The Declaration of Independence was adopted by the Second Continental Congress 241 years ago. The Constitution was ratified 228 years ago.
A lot has changed in 200 years.
Do you think the Founding Fathers would be pleased with the progress of freedom in this country?
Would they think we were faithful to their vision?
I doubt it.
The Federal government is a monster. It controls virtually every aspect of our lives. For example, did you know there are Federal regulations about how much water your toilet can flush? The Energy Policy Act of 1992, which became law in 1994, made it illegal for toilets to flush more than 1.6 gallons. What kind of “limited government” is that? Remember the good old days when you were free to have a toilet that flushed however much you wanted? I don’t remember regulating toilet flushes being one of the enumerated powers of the Federal government (see here), do you?
Do you think the Founding Fathers would be pleased?

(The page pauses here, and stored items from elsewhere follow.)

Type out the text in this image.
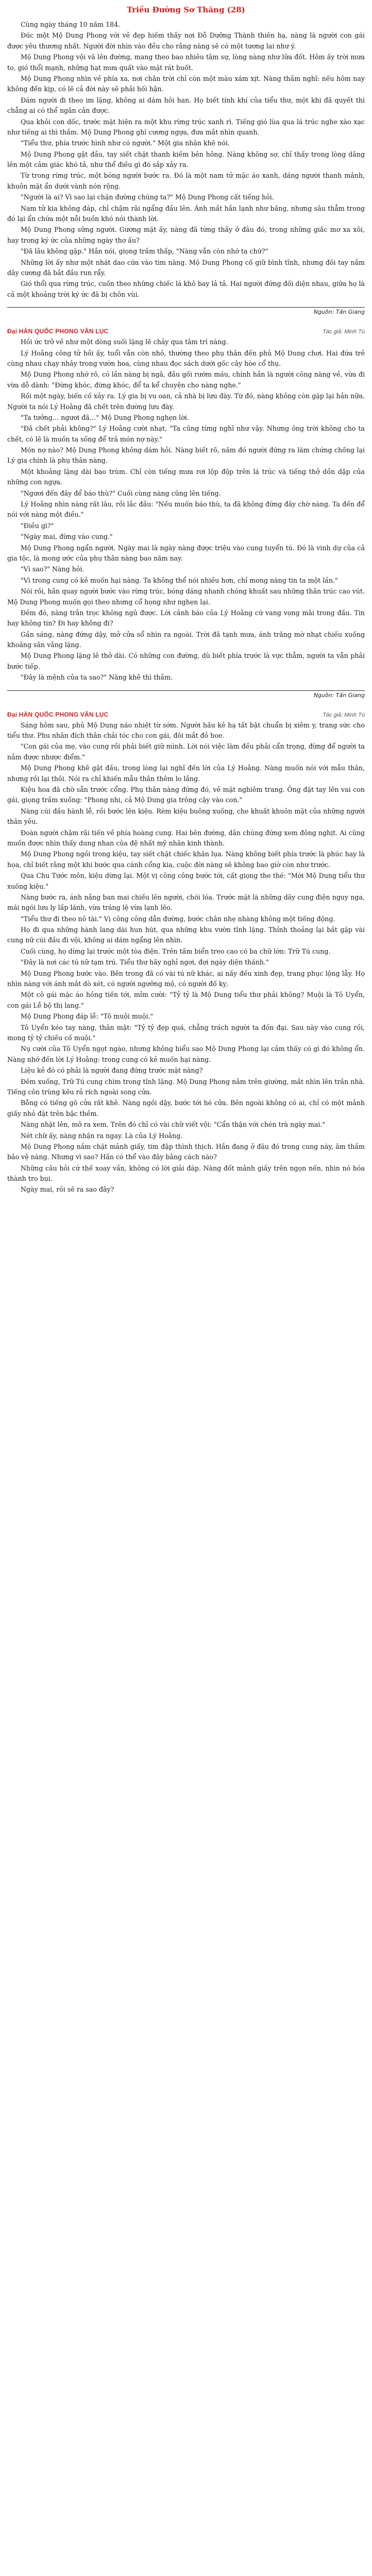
Triều Đường Sơ Thăng (28)

Cùng ngày tháng 10 năm 184.

Đúc một Mộ Dung Phong với vẻ đẹp hiếm thấy nơi Đỗ Dưỡng Thành thiên hạ, nàng là người con gái được yêu thương nhất. Người đời nhìn vào đều cho rằng nàng sẽ có một tương lai như ý.

Mộ Dung Phong vội vã lên đường, mang theo bao nhiêu tâm sự, lòng nàng như lửa đốt. Hôm ấy trời mưa to, gió thổi mạnh, những hạt mưa quất vào mặt rát buốt.

Mộ Dung Phong nhìn về phía xa, nơi chân trời chỉ còn một màu xám xịt. Nàng thầm nghĩ: nếu hôm nay không đến kịp, có lẽ cả đời này sẽ phải hối hận.

Đám người đi theo im lặng, không ai dám hỏi han. Họ biết tính khí của tiểu thư, một khi đã quyết thì chẳng ai có thể ngăn cản được.

Qua khỏi con dốc, trước mặt hiện ra một khu rừng trúc xanh rì. Tiếng gió lùa qua lá trúc nghe xào xạc như tiếng ai thì thầm. Mộ Dung Phong ghì cương ngựa, đưa mắt nhìn quanh.

"Tiểu thư, phía trước hình như có người." Một gia nhân khẽ nói.

Mộ Dung Phong gật đầu, tay siết chặt thanh kiếm bên hông. Nàng không sợ, chỉ thấy trong lòng dâng lên một cảm giác khó tả, như thể điều gì đó sắp xảy ra.

Từ trong rừng trúc, một bóng người bước ra. Đó là một nam tử mặc áo xanh, dáng người thanh mảnh, khuôn mặt ẩn dưới vành nón rộng.

"Người là ai? Vì sao lại chặn đường chúng ta?" Mộ Dung Phong cất tiếng hỏi.

Nam tử kia không đáp, chỉ chậm rãi ngẩng đầu lên. Ánh mắt hắn lạnh như băng, nhưng sâu thẳm trong đó lại ẩn chứa một nỗi buồn khó nói thành lời.

Mộ Dung Phong sững người. Gương mặt ấy, nàng đã từng thấy ở đâu đó, trong những giấc mơ xa xôi, hay trong ký ức của những ngày thơ ấu?

"Đã lâu không gặp." Hắn nói, giọng trầm thấp, "Nàng vẫn còn nhớ ta chứ?"

Những lời ấy như một nhát dao cứa vào tim nàng. Mộ Dung Phong cố giữ bình tĩnh, nhưng đôi tay nắm dây cương đã bắt đầu run rẩy.

Gió thổi qua rừng trúc, cuốn theo những chiếc lá khô bay lả tả. Hai người đứng đối diện nhau, giữa họ là cả một khoảng trời ký ức đã bị chôn vùi.

Nguồn: Tấn Giang
Đại HÀN QUỐC PHONG VĂN LỤC	Tác giả: Minh Tú

Hồi ức trở về như một dòng suối lặng lẽ chảy qua tâm trí nàng.

Lý Hoằng công tử hồi ấy, tuổi vẫn còn nhỏ, thường theo phụ thân đến phủ Mộ Dung chơi. Hai đứa trẻ cùng nhau chạy nhảy trong vườn hoa, cùng nhau đọc sách dưới gốc cây hòe cổ thụ.

Mộ Dung Phong nhớ rõ, có lần nàng bị ngã, đầu gối rướm máu, chính hắn là người cõng nàng về, vừa đi vừa dỗ dành: "Đừng khóc, đừng khóc, để ta kể chuyện cho nàng nghe."

Rồi một ngày, biến cố xảy ra. Lý gia bị vu oan, cả nhà bị lưu đày. Từ đó, nàng không còn gặp lại hắn nữa. Người ta nói Lý Hoằng đã chết trên đường lưu đày.

"Ta tưởng… ngươi đã…" Mộ Dung Phong nghẹn lời.

"Đã chết phải không?" Lý Hoằng cười nhạt, "Ta cũng từng nghĩ như vậy. Nhưng ông trời không cho ta chết, có lẽ là muốn ta sống để trả món nợ này."

Món nợ nào? Mộ Dung Phong không dám hỏi. Nàng biết rõ, năm đó người đứng ra làm chứng chống lại Lý gia chính là phụ thân nàng.

Một khoảng lặng dài bao trùm. Chỉ còn tiếng mưa rơi lộp độp trên lá trúc và tiếng thở dồn dập của những con ngựa.

"Ngươi đến đây để báo thù?" Cuối cùng nàng cũng lên tiếng.

Lý Hoằng nhìn nàng rất lâu, rồi lắc đầu: "Nếu muốn báo thù, ta đã không đứng đây chờ nàng. Ta đến để nói với nàng một điều."

"Điều gì?"

"Ngày mai, đừng vào cung."

Mộ Dung Phong ngẩn người. Ngày mai là ngày nàng được triệu vào cung tuyển tú. Đó là vinh dự của cả gia tộc, là mong ước của phụ thân nàng bao năm nay.

"Vì sao?" Nàng hỏi.

"Vì trong cung có kẻ muốn hại nàng. Ta không thể nói nhiều hơn, chỉ mong nàng tin ta một lần."

Nói rồi, hắn quay người bước vào rừng trúc, bóng dáng nhanh chóng khuất sau những thân trúc cao vút. Mộ Dung Phong muốn gọi theo nhưng cổ họng như nghẹn lại.

Đêm đó, nàng trằn trọc không ngủ được. Lời cảnh báo của Lý Hoằng cứ vang vọng mãi trong đầu. Tin hay không tin? Đi hay không đi?

Gần sáng, nàng đứng dậy, mở cửa sổ nhìn ra ngoài. Trời đã tạnh mưa, ánh trăng mờ nhạt chiếu xuống khoảng sân vắng lặng.

Mộ Dung Phong lặng lẽ thở dài. Có những con đường, dù biết phía trước là vực thẳm, người ta vẫn phải bước tiếp.

"Đây là mệnh của ta sao?" Nàng khẽ thì thầm.

Nguồn: Tấn Giang
Đại HÀN QUỐC PHONG VĂN LỤC	Tác giả: Minh Tú

Sáng hôm sau, phủ Mộ Dung náo nhiệt từ sớm. Người hầu kẻ hạ tất bật chuẩn bị xiêm y, trang sức cho tiểu thư. Phu nhân đích thân chải tóc cho con gái, đôi mắt đỏ hoe.

"Con gái của mẹ, vào cung rồi phải biết giữ mình. Lời nói việc làm đều phải cẩn trọng, đừng để người ta nắm được nhược điểm."

Mộ Dung Phong khẽ gật đầu, trong lòng lại nghĩ đến lời của Lý Hoằng. Nàng muốn nói với mẫu thân, nhưng rồi lại thôi. Nói ra chỉ khiến mẫu thân thêm lo lắng.

Kiệu hoa đã chờ sẵn trước cổng. Phụ thân nàng đứng đó, vẻ mặt nghiêm trang. Ông đặt tay lên vai con gái, giọng trầm xuống: "Phong nhi, cả Mộ Dung gia trông cậy vào con."

Nàng cúi đầu hành lễ, rồi bước lên kiệu. Rèm kiệu buông xuống, che khuất khuôn mặt của những người thân yêu.

Đoàn người chậm rãi tiến về phía hoàng cung. Hai bên đường, dân chúng đứng xem đông nghịt. Ai cũng muốn được nhìn thấy dung nhan của đệ nhất mỹ nhân kinh thành.

Mộ Dung Phong ngồi trong kiệu, tay siết chặt chiếc khăn lụa. Nàng không biết phía trước là phúc hay là họa, chỉ biết rằng một khi bước qua cánh cổng kia, cuộc đời nàng sẽ không bao giờ còn như trước.

Qua Chu Tước môn, kiệu dừng lại. Một vị công công bước tới, cất giọng the thé: "Mời Mộ Dung tiểu thư xuống kiệu."

Nàng bước ra, ánh nắng ban mai chiếu lên người, chói lóa. Trước mặt là những dãy cung điện nguy nga, mái ngói lưu ly lấp lánh, vừa tráng lệ vừa lạnh lẽo.

"Tiểu thư đi theo nô tài." Vị công công dẫn đường, bước chân nhẹ nhàng không một tiếng động.

Họ đi qua những hành lang dài hun hút, qua những khu vườn tĩnh lặng. Thỉnh thoảng lại bắt gặp vài cung nữ cúi đầu đi vội, không ai dám ngẩng lên nhìn.

Cuối cùng, họ dừng lại trước một tòa điện. Trên tấm biển treo cao có ba chữ lớn: Trữ Tú cung.

"Đây là nơi các tú nữ tạm trú. Tiểu thư hãy nghỉ ngơi, đợi ngày diện thánh."

Mộ Dung Phong bước vào. Bên trong đã có vài tú nữ khác, ai nấy đều xinh đẹp, trang phục lộng lẫy. Họ nhìn nàng với ánh mắt dò xét, có người ngưỡng mộ, có người đố kỵ.

Một cô gái mặc áo hồng tiến tới, mỉm cười: "Tỷ tỷ là Mộ Dung tiểu thư phải không? Muội là Tô Uyển, con gái Lễ bộ thị lang."

Mộ Dung Phong đáp lễ: "Tô muội muội."

Tô Uyển kéo tay nàng, thân mật: "Tỷ tỷ đẹp quá, chẳng trách người ta đồn đại. Sau này vào cung rồi, mong tỷ tỷ chiếu cố muội."

Nụ cười của Tô Uyển ngọt ngào, nhưng không hiểu sao Mộ Dung Phong lại cảm thấy có gì đó không ổn. Nàng nhớ đến lời Lý Hoằng: trong cung có kẻ muốn hại nàng.

Liệu kẻ đó có phải là người đang đứng trước mặt nàng?

Đêm xuống, Trữ Tú cung chìm trong tĩnh lặng. Mộ Dung Phong nằm trên giường, mắt nhìn lên trần nhà. Tiếng côn trùng kêu rả rích ngoài song cửa.

Bỗng có tiếng gõ cửa rất khẽ. Nàng ngồi dậy, bước tới hé cửa. Bên ngoài không có ai, chỉ có một mảnh giấy nhỏ đặt trên bậc thềm.

Nàng nhặt lên, mở ra xem. Trên đó chỉ có vài chữ viết vội: "Cẩn thận với chén trà ngày mai."

Nét chữ ấy, nàng nhận ra ngay. Là của Lý Hoằng.

Mộ Dung Phong nắm chặt mảnh giấy, tim đập thình thịch. Hắn đang ở đâu đó trong cung này, âm thầm bảo vệ nàng. Nhưng vì sao? Hắn có thể vào đây bằng cách nào?

Những câu hỏi cứ thế xoay vần, không có lời giải đáp. Nàng đốt mảnh giấy trên ngọn nến, nhìn nó hóa thành tro bụi.

Ngày mai, rồi sẽ ra sao đây?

Personally, I think there is very little relationship between the current size and powers of the government, as compared to what the Founders intended. Most of the laws and regulations that currently exist in this country are not Constitutional. Not by a long shot.
200 years is a long time.
I was thinking of this when I read that Hank Hanegraaff, the Bible Answer Man, converted to Eastern Orthodoxy (see here). I’ve known several former Protestants or Evangelicals who’ve gone the same way.
One of the attractions of Orthodoxy is how old it is. They have a history of worship that can be traced back to the 4th century. The Orthodox can truthfully claim that their liturgy, and many of their practices, go back over a thousand years. That consistency is very different from the panorama of worship experiences you find in Evangelical churches today.
But so what?
Although Orthodox find comfort in the fact that much of their worship can be traced back to the 4th century, that’s 300 years after the time of Jesus and the Apostles!
A lot can happen in 300 years!
In Paul’s day, the churches in the provinces of Galatia and Asia were apostatizing from the gospel (Galatians 1:6; 2 Timothy 1:15). Revelation 1–3 emphasizes how their neighbors had become loveless, compromising, corrupt, and dead.
It didn’t take long, did it, for the churches to become corrupt?
What happened to them, by the way? Did the Galatian and Asian churches get back on track?
Is it an accident those same provinces became the heart of Eastern Orthodoxy?
I believe that, as a matter of historical record, those churches rejected the faith alone message, and passed on their false traditions and teachings to the next generation, and the next, and the next, continuing through the centuries, until they became a hybrid state church under Constantine. (For a great introduction to how church practices became corrupt over time, see Frank Viola and George Barna’s book, Pagan Christianity?)
A lot can happen in 300 years!
So I fully admit that Orthodox traditions are old. Yes, they can be traced back to the 4th century. But that doesn’t make them Biblical. You can’t avoid the hard work of being a Berean, going back to the text, and evaluating everything in light of it.
Three hundred years from now, I suppose people will be able to say, “How can you deny these Federal toilet flushing regulations are Constitutional? We can trace them all the way back to the 20th century!” But that’s not the issue, is it? The real issue is, can you trace them back to the original intent of the Founders, and to the original meaning of the Constitution?
Old traditions should never replace inspired Biblical teaching. Otherwise, you risk flushing the Gospel down the toilet.